Execução ajuda na eleição de governadores, diz ministra alemã
Bonn, 04 (AE-REUTERS) - A Alemanha classificou hoje (04) a execução de um cidadão alemão, pelo Estado americano do Arizona, de selvagem e acusou os Estados Unidos de ignorarem tratados internacionais.
A ministra alemã da Justiça, Herta Daeubler-Gmelin, disse acreditar que a execução de prisioneiros como Walter LaGrand, que foi lavado à morte ontem à noite, é usada nos Estados Unidos para ajudar na reeleição de governadores.
"A pena de morte é selvagem", disse a ministra em uma entrevista a jornalistas. Mais cedo, ela afirmara à Rádio Alemã que a execução violou tratados internacionais e não é compatível com um estado de direito.

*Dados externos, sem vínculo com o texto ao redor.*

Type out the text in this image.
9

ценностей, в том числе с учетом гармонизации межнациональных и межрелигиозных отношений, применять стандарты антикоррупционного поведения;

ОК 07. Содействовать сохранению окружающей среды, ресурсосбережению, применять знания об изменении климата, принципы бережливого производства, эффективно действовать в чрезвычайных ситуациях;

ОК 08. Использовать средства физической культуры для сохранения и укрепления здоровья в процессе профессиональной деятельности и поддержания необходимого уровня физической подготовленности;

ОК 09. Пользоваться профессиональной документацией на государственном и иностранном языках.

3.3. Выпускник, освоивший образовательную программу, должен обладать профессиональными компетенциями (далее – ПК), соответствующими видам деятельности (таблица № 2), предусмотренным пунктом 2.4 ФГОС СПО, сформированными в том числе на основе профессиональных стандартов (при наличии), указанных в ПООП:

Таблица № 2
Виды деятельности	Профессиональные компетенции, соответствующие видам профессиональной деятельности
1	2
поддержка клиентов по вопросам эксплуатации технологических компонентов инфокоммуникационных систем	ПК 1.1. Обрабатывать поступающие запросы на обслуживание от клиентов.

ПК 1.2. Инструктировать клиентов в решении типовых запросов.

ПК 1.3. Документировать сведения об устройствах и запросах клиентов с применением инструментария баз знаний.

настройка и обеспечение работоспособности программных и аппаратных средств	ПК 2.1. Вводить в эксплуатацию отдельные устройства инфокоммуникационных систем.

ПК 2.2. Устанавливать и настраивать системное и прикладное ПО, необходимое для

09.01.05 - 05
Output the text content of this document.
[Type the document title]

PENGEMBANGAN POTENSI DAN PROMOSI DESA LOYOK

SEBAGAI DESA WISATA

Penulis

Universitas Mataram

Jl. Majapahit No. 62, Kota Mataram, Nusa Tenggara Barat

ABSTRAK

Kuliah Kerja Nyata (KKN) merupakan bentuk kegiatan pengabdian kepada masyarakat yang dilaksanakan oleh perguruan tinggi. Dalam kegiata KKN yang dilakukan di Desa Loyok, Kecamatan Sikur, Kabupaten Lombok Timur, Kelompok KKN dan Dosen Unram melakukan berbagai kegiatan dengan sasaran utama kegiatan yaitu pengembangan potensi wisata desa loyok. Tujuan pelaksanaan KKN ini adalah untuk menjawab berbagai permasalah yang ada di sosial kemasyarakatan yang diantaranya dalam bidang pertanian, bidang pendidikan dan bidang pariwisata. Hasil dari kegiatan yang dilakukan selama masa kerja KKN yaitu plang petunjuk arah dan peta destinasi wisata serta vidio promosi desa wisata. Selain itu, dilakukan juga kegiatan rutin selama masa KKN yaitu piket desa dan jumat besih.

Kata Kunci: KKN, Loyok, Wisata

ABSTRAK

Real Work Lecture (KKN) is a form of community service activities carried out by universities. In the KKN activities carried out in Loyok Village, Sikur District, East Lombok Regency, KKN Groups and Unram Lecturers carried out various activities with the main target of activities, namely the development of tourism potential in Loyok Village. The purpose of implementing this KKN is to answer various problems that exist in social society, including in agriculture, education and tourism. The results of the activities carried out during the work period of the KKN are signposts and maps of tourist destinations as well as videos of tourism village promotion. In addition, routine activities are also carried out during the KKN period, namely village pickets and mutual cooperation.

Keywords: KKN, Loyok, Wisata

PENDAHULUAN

"Uma produção teatral como essa não tem nada a ver com Justiça ou proteção da sociedade", disse a ministra. "Ao invés disso, a execução contém elementos de um show armado para ajudar na reeleição de promotores e governadores".
O chanceler alemão, Gerhard Schroeder, que fez um apelo por clemência ao presidente americano, Bill Clinton, evitou hoje criticar os EUA. Em vez disso, culpou o governo que o antecedeu pela demora em agir.
"A parte mais difícil do meu trabalho é tentar consertar os enganos cometidos por outros", disse Schroeder.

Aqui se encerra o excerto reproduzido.